L’AQUILA RIPARTE ANCHE DAGLI “OPEN DATA”

 

[da Wired.it] Il vento su L’Aquila sta cambiando. E non si tratta (solo) della campagna #occupylaquila: il ministro della Coesione territoriale Fabrizio Barca ha messo nero su bianco il nuovo piano per la ricostruzione del capoluogo abruzzese. Dai contenuti dell’ ordinanza firmata il 23 marzo dal presidente del Consiglio Mario Monti, emerge un occhio di riguardo per la trasparenza.

Nello specifico, è l’articolo 4 a fare diretto riferimento alla disponibilità dei dati ” attraverso la rete Internet […] secondo i principi dell’open data e dell’open government“. A smistare i dati sarà una struttura di comunicazione, non più di cinque unità di personale la cui selezione dovrà essere scandita dal portale del Commissario delegato.

La governance dovrà aggiornare ” mensilmente” lo stato di avanzamento della rimozione delle macerie e delle opere pubbliche, specificando l’eventuale utilizzo di donazioni pubbliche e private.
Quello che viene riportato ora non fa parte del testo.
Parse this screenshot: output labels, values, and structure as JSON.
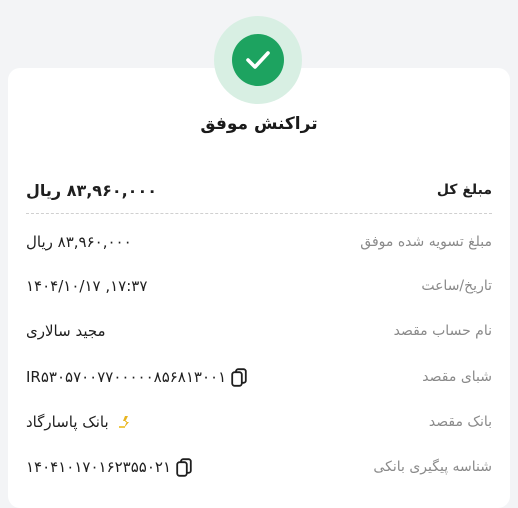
{
  "status": {
    "title": "تراکنش موفق",
    "icon": "check-icon",
    "color": "#1da360"
  },
  "rows": [
    {
      "label": "مبلغ کل",
      "value": "۸۳,۹۶۰,۰۰۰ ریال"
    },
    {
      "label": "مبلغ تسویه شده موفق",
      "value": "۸۳,۹۶۰,۰۰۰ ریال"
    },
    {
      "label": "تاریخ/ساعت",
      "value": "۱۴۰۴/۱۰/۱۷ ,۱۷:۳۷"
    },
    {
      "label": "نام حساب مقصد",
      "value": "مجید سالاری"
    },
    {
      "label": "شبای مقصد",
      "value": "IR۵۳۰۵۷۰۰۷۷۰۰۰۰۰۸۵۶۸۱۳۰۰۱"
    },
    {
      "label": "بانک مقصد",
      "value": "بانک پاسارگاد"
    },
    {
      "label": "شناسه پیگیری بانکی",
      "value": "۱۴۰۴۱۰۱۷۰۱۶۲۳۵۵۰۲۱"
    }
  ]
}
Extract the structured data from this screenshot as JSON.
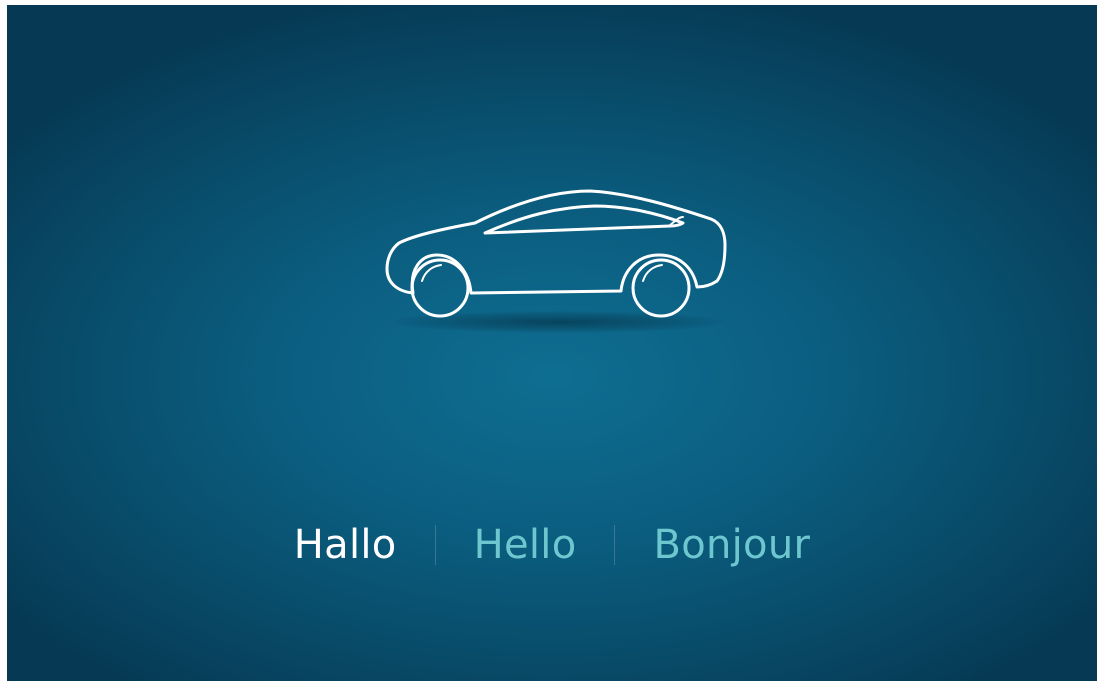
{
  "icon": "car-outline-icon",
  "languages": {
    "items": [
      {
        "label": "Hallo",
        "active": true
      },
      {
        "label": "Hello",
        "active": false
      },
      {
        "label": "Bonjour",
        "active": false
      }
    ],
    "active_color": "#ffffff",
    "inactive_color": "#6ec7cf"
  },
  "colors": {
    "background_center": "#0e6e92",
    "background_edge": "#063a54",
    "car_stroke": "#ffffff"
  }
}
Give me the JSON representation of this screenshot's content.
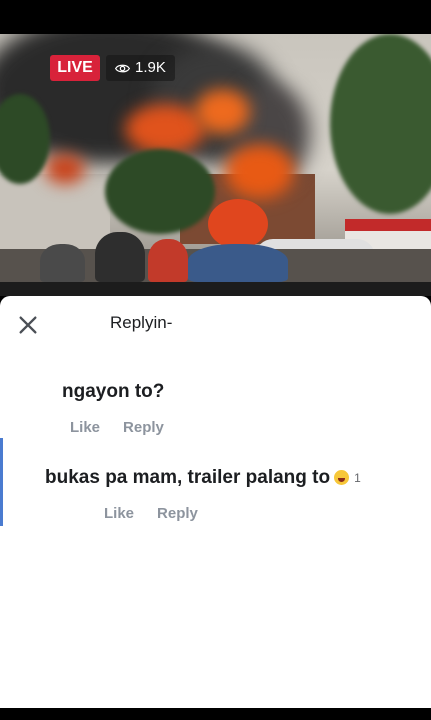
{
  "live_video": {
    "live_label": "LIVE",
    "viewer_count": "1.9K"
  },
  "reply_sheet": {
    "title": "Replyin-",
    "comments": [
      {
        "text": "ngayon to?",
        "like_label": "Like",
        "reply_label": "Reply"
      },
      {
        "text": "bukas pa mam, trailer palang to",
        "reaction_count": "1",
        "like_label": "Like",
        "reply_label": "Reply"
      }
    ]
  },
  "icons": {
    "viewers": "eye-icon",
    "close": "close-icon",
    "reaction": "laughing-emoji-icon"
  },
  "colors": {
    "live": "#d8223a",
    "highlight": "#4a7bd0",
    "action_text": "#8d949e"
  }
}
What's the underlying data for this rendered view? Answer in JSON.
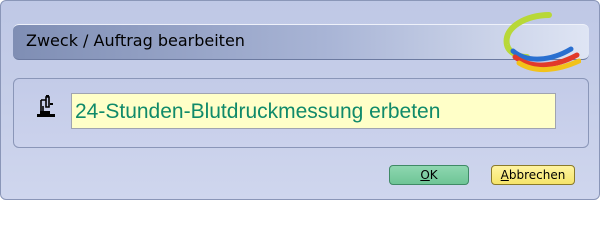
{
  "dialog": {
    "title": "Zweck / Auftrag bearbeiten"
  },
  "purpose": {
    "value": "24-Stunden-Blutdruckmessung erbeten",
    "icon": "microscope-icon"
  },
  "buttons": {
    "ok": {
      "mnemonic": "O",
      "rest": "K"
    },
    "cancel": {
      "mnemonic": "A",
      "rest": "bbrechen"
    }
  },
  "colors": {
    "input_background": "#ffffc8",
    "input_text": "#108a6a",
    "ok_button": "#7fcea3",
    "cancel_button": "#f8ea82"
  }
}
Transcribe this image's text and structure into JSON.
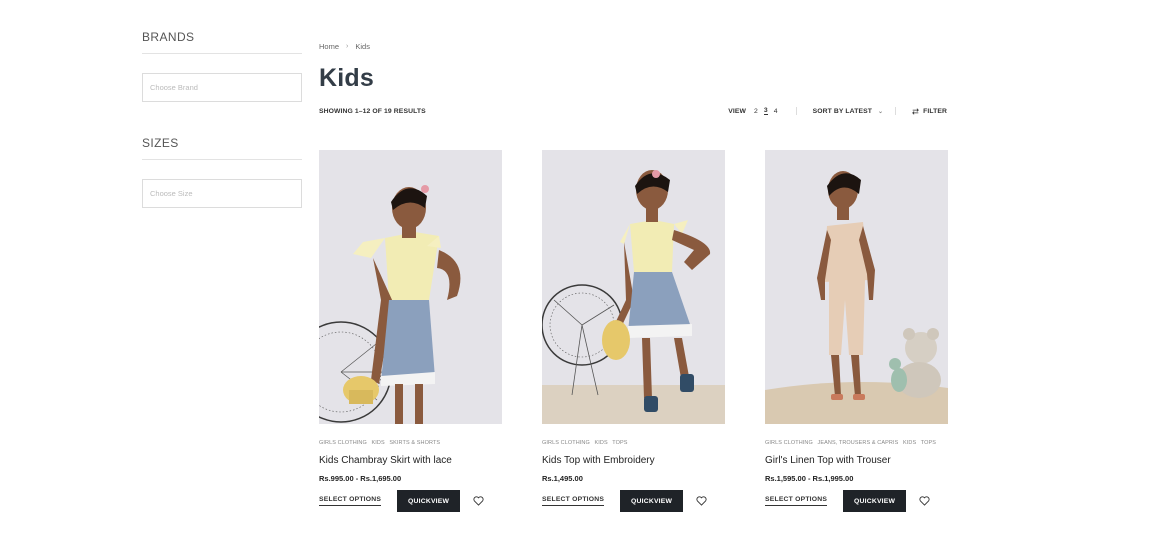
{
  "sidebar": {
    "brands": {
      "title": "BRANDS",
      "placeholder": "Choose Brand"
    },
    "sizes": {
      "title": "SIZES",
      "placeholder": "Choose Size"
    }
  },
  "breadcrumb": {
    "home": "Home",
    "separator": "›",
    "current": "Kids"
  },
  "page_title": "Kids",
  "toolbar": {
    "results_text": "SHOWING 1–12 OF 19 RESULTS",
    "view_label": "VIEW",
    "view_options": [
      "2",
      "3",
      "4"
    ],
    "view_active": "3",
    "sort_label": "SORT BY LATEST",
    "filter_label": "FILTER"
  },
  "products": [
    {
      "categories": [
        "GIRLS CLOTHING",
        "KIDS",
        "SKIRTS & SHORTS"
      ],
      "title": "Kids Chambray Skirt with lace",
      "price": "Rs.995.00 - Rs.1,695.00",
      "select_label": "SELECT OPTIONS",
      "quickview_label": "QUICKVIEW"
    },
    {
      "categories": [
        "GIRLS CLOTHING",
        "KIDS",
        "TOPS"
      ],
      "title": "Kids Top with Embroidery",
      "price": "Rs.1,495.00",
      "select_label": "SELECT OPTIONS",
      "quickview_label": "QUICKVIEW"
    },
    {
      "categories": [
        "GIRLS CLOTHING",
        "JEANS, TROUSERS & CAPRIS",
        "KIDS",
        "TOPS"
      ],
      "title": "Girl's Linen Top with Trouser",
      "price": "Rs.1,595.00 - Rs.1,995.00",
      "select_label": "SELECT OPTIONS",
      "quickview_label": "QUICKVIEW"
    }
  ],
  "colors": {
    "title": "#333d47",
    "button_dark": "#1f2328",
    "photo_bg": "#e4e3e8",
    "top_yellow": "#f2ecb4",
    "denim": "#8ba0bd",
    "linen": "#e6cdb6"
  }
}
L’ultima parte dell’ inno alla trasparenza eviterà casi come quello di Amiche per l’Abruzzo o Domani, le due iniziative benefiche dello showbiz nostrano il cui sblocco dei fondi raccolti si sta rivelando particolarmente laborioso e ha scatenato numerose polemiche anche il Rete.

Secondo la Convenzione di Aarhus del 1998 e come ribadito da Libertà di stampa e diritto all’informazione e dalla Federazione nazionale della stampa italiana lo scorso anno, le amministrazioni pubbliche sono a dire il vero già obbligate a produrre copie dei documenti relativi a questioni ambientali, qualora giornalisti e cittadini ne facciano esplicita richiesta ( qui il dossier con le modalità di inoltro della domanda).

Tornando all’ordinanza, è previsto uno snellimento delle strutture: il tutto sarà nelle mani di un unico Ufficio Territoriale per la Ricostruzione. Occhi aperti su eventuali ” infiltrazioni criminali nei lavori di ricostruzione” e sulla ” concentrazione dei lavori a carico di uno stesso soggetto che non dimostri in seguito capacità attuativa“. Frusta pronta per chi non conclude i lavori nei tempi stabiliti. Sul piatto il Cipe ci mette 700 milioni di euro.